Please note that the requireSignedRoot attribute on the SignatureValidation filter was added in v3.2.0. You cannot use this configuration with an older version of the IdP because the MetadataResolverService will fail to load. If this affects you, we recommend that you upgrade your IdP to a supported version. Do not remove the SignatureValidation filter or you open your IdP to MITM (man in the middle) attacks. If you are unable to upgrade your IdP to a supported version of the IdP, you can use the requireSignedMetadata although this is a deprecated attribute that will be removed at some point.

Also note If you are an IdP operator whose attribute release policies had previously depended on your use of a metadata aggregate tagged with groupID="http://ukfederation.org.uk" or the equivalent for metadata aggregate files from other federations (see Benefits and risks above), you may find the method for tagging per-entity metadata as described in the Internet2 Metadata Distribution Service documentation useful.
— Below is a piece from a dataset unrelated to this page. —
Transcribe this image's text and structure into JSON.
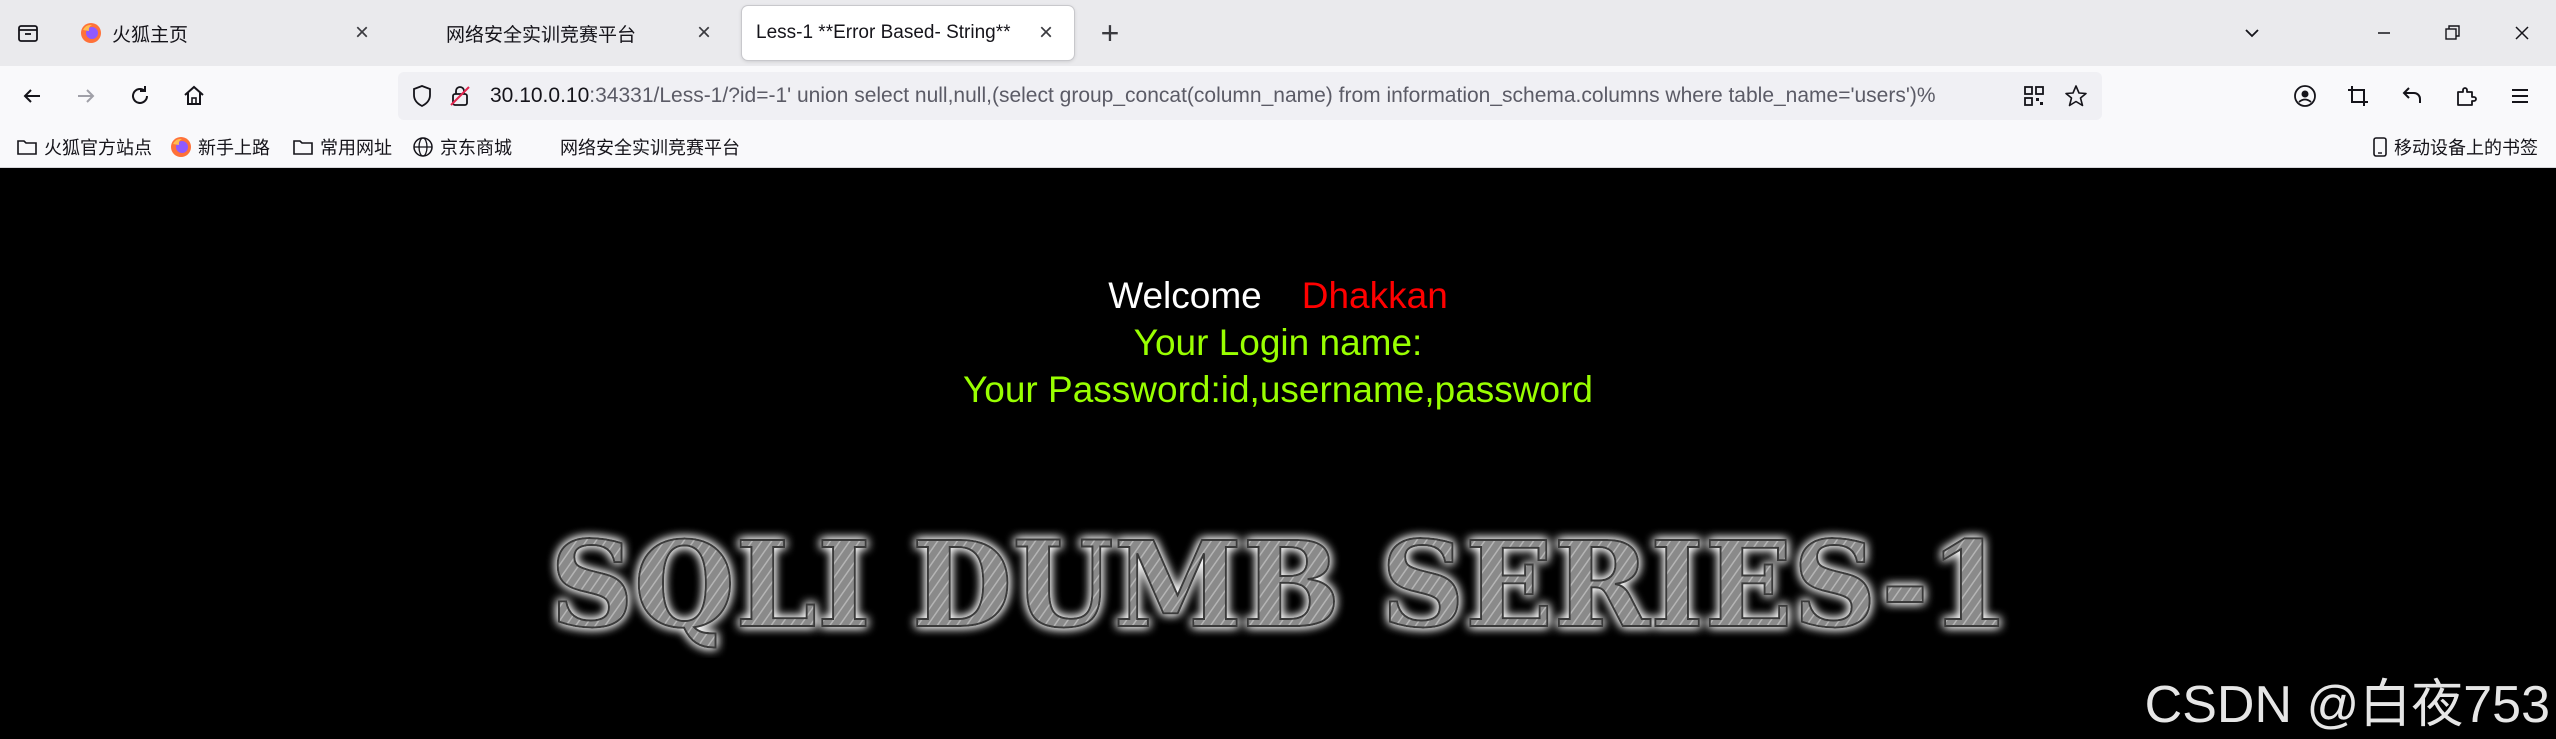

Configuration example for Shibboleth SP

This example configures a Shibboleth V3 SP to use the UK federation MDQ service for all entities. The SP will query the MDQ server when it needs metadata for a specific IdP, and will cache the result. Reference documentation for the MDQ plugin is available on the Shibboleth wiki.

        <!-- UK federation MDQ service -->
        <MetadataProvider type="MDQ" id="ukf-mdq" ignoreTransport="true" cacheDirectory="ukf-mdq"
            baseUrl="http://mdq.ukfederation.org.uk/">
            <MetadataFilter type="Signature" certificate="ukfederation-mdq.pem"/>
            <MetadataFilter type="RequireValidUntil" maxValidityInterval="8640000"/>
        </MetadataProvider>

The V2 SP is capable of using a MDQ server, although it does not have the type="MDQ" option available. You can find V2-specific configuration instructions on the Shibboleth wiki, although as V2 has been denoted End-of-Life, our advice is to upgrade to a supported version before making configuration changes.

Configuration for non-Shibboleth software

Please contact your software vendor.